El anti-monumento 68 es un artefacto dedicado a esa inmovilidad: un ariete para horadar la historia que no es verdad, sino infamia. Metido en una axila del Zócalo, con su inesperada presencia en una de las esquinas de la plaza pública más importante del país, el anti-monumento transgrede el espacio y la historia oficial. Nadie previno que un anti-monumento naciera en el Zócalo. Su cuerpo de metal no estuvo incluído en ninguno de los planos y no hay quien encuentre el programa de desfiles para honrarlo.  

No se instauró desde las alturas de las oficinas gubernamentales; sino desde la acción de un grupo de mexicanos que, como miles, indagan una herida; acaso una cicatriz mal cuidada. No es cicatriz si no cierra, dicen los médicos y quizá tengan razón; quizá nunca comenzó a sanar.  
  
El olvido como mentira 
Las “verdades históricas”, como bien se sabe, postulan como único antídoto del dolor al olvido. Pero el olvido de los crímenes es más bien una forma perversa de la mentira. El anti-monumento contesta a esa mentira con el dolor de su paloma de la paz acribillada por la crueldad de un gobierno que nadie está seguro de que se haya ido totalmente. Es entendible: cuando la sangre no ha dejado de manar, el dolor es la única forma de verdad posible.  

Como una denuncia de ese malestar, el anti-monumento sube en un remolino sediento desde el vientre atormentado de nuestra memoria. Tiene vocación de alarido; grita con claridad: fue el ejército, fue el Estado. 

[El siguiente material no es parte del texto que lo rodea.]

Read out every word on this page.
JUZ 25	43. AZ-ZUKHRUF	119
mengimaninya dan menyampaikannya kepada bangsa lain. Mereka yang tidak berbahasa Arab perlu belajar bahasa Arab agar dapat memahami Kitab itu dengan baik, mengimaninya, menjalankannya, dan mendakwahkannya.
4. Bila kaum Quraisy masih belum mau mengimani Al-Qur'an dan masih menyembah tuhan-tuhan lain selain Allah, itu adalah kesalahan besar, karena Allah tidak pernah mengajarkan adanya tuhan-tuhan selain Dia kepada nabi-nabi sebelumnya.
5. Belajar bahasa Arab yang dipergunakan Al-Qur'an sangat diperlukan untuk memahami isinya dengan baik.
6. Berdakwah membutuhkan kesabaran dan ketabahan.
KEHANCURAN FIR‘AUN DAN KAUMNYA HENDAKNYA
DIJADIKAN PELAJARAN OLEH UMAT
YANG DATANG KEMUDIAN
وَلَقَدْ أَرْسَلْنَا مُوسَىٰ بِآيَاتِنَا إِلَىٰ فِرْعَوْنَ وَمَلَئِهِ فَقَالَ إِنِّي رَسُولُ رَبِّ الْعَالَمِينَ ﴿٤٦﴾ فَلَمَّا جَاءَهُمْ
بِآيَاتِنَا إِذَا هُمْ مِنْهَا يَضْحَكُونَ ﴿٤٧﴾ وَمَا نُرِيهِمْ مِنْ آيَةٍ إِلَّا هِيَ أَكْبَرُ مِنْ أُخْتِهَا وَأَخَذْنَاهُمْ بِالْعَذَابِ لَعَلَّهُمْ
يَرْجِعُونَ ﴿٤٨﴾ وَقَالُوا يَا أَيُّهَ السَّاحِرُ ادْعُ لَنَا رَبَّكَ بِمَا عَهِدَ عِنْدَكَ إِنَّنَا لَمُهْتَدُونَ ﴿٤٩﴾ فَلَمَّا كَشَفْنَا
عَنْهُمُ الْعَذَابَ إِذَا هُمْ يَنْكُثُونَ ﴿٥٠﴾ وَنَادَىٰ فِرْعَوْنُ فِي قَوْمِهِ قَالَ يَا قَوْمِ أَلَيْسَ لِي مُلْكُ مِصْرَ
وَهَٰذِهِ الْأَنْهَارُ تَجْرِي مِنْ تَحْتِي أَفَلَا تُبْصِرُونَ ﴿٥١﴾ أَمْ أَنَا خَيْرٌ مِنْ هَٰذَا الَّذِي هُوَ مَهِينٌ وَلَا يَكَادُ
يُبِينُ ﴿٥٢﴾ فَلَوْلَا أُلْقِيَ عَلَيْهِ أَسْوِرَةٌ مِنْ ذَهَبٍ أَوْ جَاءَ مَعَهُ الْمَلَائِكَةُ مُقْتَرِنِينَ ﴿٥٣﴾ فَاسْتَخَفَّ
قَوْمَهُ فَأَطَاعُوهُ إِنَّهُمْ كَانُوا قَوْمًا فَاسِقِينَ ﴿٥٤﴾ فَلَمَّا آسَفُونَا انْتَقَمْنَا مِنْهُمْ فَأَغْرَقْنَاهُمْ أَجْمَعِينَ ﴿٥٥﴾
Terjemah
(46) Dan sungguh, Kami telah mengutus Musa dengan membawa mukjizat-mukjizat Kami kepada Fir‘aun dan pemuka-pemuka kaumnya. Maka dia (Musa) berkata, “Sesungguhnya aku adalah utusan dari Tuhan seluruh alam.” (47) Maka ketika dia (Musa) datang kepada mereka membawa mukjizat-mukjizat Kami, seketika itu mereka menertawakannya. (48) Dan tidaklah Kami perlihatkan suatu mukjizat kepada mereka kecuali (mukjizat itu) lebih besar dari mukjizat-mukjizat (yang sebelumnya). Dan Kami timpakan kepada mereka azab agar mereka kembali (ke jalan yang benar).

Esa memoria no se queda anclada al dolor de nuestro pasado; sino que interrumpe nuestro presente y condiciona nuestro futuro. Mientras no seamos capaces de señalar, en el presente, con todos los dedos, con todos los puños y con todas las palabras a los culpables de la masacre de 1968, no podremos conseguir justicia para Aguas Blancas, la Guerra sucia, Tlatlaya o Ayotzinapa. Si no somos capaces de exigir el castigo a la represión de 1968, el tiempo de la impunidad seguirá triunfando.  
  
Sin memoria no hay justicia 
El 26 de septiembre de 2014, 43 estudiantes de la escuela rural Isidro Burgos de Ayotzinapa fueron desaparecidos, después de ser detenidos por agentes de la policía de Iguala y, presuntamente, entregados al crimen organizado. Esa misma noche tres estudiantes más fueron asesinados por la policía en enfrentamientos previos a esa desaparición. La noche de Ayotzinapa es, sobre todo, una noche de oscuridad que una investigación dirigida por el gobierno de Enrique Peña Nieto intentó clausurar. Según esa investigación, los estudiantes desaparecidos fueron asesinados e incinerados por integrantes del grupo criminal Guerreros Unidos en un basurero cercano de Cocula. El ex-procurador Jesús Murillo Karam defendió, con un gesto definitivo, esa “verdad histórica” en cadena nacional el 27 de enero de 2015. 
  
No es casualidad. El 26 de septiembre de 2014, los estudiantes de Ayotzinapa fueron desaparecidos en medio de las acciones para asistir a la marcha del dos de octubre que conmemora cada año la represión del movimiento estudiantil de 1968. Después de más de 45 años, el tiempo de la impunidad con su enorme e insaciable boca alcanzaría a Ayotzinapa. Nadie lo ha detenido: el tiempo de la impunidad sigue corriendo detrás de todos. El anti-monumento nos recuerda: para vencerlo no necesitamos perdón ni olvido; sino memoria y justicia.